Programme Notes by Eric Lyon:
My first work for biomuse, the Biomuse Trio is scored for violin, laptop and Biomuse. This work was developed in close collaboration with biomuse inventor Ben Knapp and violinist Gascia Ouzounian, with frequent rehearsals during the course of composition. We initially explored performance interaction between the three instruments. However the division of labor that emerged soon favored interactions between violin and biomuse. It became clear that the musical gestures of violin and biomuse were simply much more interesting to watch than those on laptop. So the role of the laptop became primarily to capture and edit violin samples, and to manage the progression of the Max patch through each movement. As in my other computer chamber music, the computer sounds are all derived from acoustic sounds captured during performance. The initial violin chord is sampled by the laptop performer and quickly edited. Shortly thereafter, stacks of this chord are triggered using forearm EMG signals.
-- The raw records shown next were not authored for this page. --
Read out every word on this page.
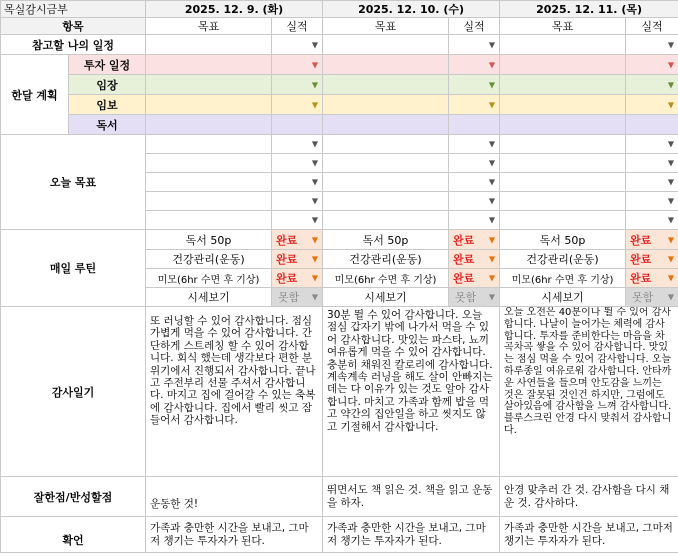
목실감시금부		2025. 12. 9. (화)		2025. 12. 10. (수)		2025. 12. 11. (목)	
항목		목표	실적	목표	실적	목표	실적
참고할 나의 일정			▼		▼		▼

한달 계획	투자 일정		▼		▼		▼

	임장		▼		▼		▼

	임보		▼		▼		▼

	독서						
오늘 목표			▼		▼		▼

			▼		▼		▼

			▼		▼		▼

			▼		▼		▼

			▼		▼		▼

매일 루틴		독서 50p	완료 ▼	독서 50p	완료 ▼	독서 50p	완료 ▼

		건강관리(운동)	완료 ▼	건강관리(운동)	완료 ▼	건강관리(운동)	완료 ▼

		미모(6hr 수면 후 기상)	완료 ▼	미모(6hr 수면 후 기상)	완료 ▼	미모(6hr 수면 후 기상)	완료 ▼

		시세보기	못함 ▼	시세보기	못함 ▼	시세보기	못함 ▼

감사일기		또 러닝할 수 있어 감사합니다. 점심 가볍게 먹을 수 있어 감사합니다. 간단하게 스트레칭 할 수 있어 감사합니다. 회식 했는데 생각보다 편한 분위기에서 진행되서 감사합니다. 끝나고 주전부리 선물 주셔서 감사합니다. 마지고 집에 걸어갈 수 있는 축복에 감사합니다. 집에서 빨리 씻고 잠들어서 감사합니다.		30분 뛸 수 있어 감사합니다. 오늘 점심 갑자기 밖에 나가서 먹을 수 있어 감사합니다. 맛있는 파스타, 뇨끼 여유롭게 먹을 수 있어 감사합니다. 충분히 채워진 칼로리에 감사합니다. 계속계속 러닝을 해도 살이 안빠지는데는 다 이유가 있는 것도 알아 감사합니다. 마치고 가족과 함께 밥을 먹고 약간의 집안일을 하고 씻지도 않고 기절해서 감사합니다.		오늘 오전은 40분이나 뛸 수 있어 감사합니다. 나날이 늘어가는 체력에 감사합니다. 투자를 준비한다는 마음을 차곡차곡 쌓을 수 있어 감사합니다. 맛있는 점심 먹을 수 있어 감사합니다. 오늘 하루종일 여유로워 감사합니다. 안타까운 사연들을 들으며 안도감을 느끼는 것은 잘못된 것인건 하지만, 그럼에도 살아있음에 감사함을 느껴 감사합니다. 블루스크린 안경 다시 맞춰서 감사합니다.	
잘한점/반성할점		운동한 것!		뛰면서도 책 읽은 것. 책을 읽고 운동을 하자.		안경 맞추러 간 것. 감사함을 다시 채운 것. 감사하다.	
확언		가족과 충만한 시간을 보내고, 그마저 챙기는 투자자가 된다.		가족과 충만한 시간을 보내고, 그마저 챙기는 투자자가 된다.		가족과 충만한 시간을 보내고, 그마저 챙기는 투자자가 된다.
This chord then serves as the source for most of the computer-generated sounds heard during the rest of the movement. An attraction of this approach is that the compositionally fixed harmonic and rhythmic patterns will vary sonically between performances, as differences in the quality of the performed chord and other live-sampled materials propagate through the various DSP processing schemes. Of course this happens naturally in successful acoustic instrumental performances; it does not happen to nearly the same degree in performance with the playback of prepared sound files. While this is attractive, the use of live sampling can introduce new problems: insufficient production value, enhanced flaws of the sound environment, and a critical danger from incorrectly played or (much worse) missed sampled sounds.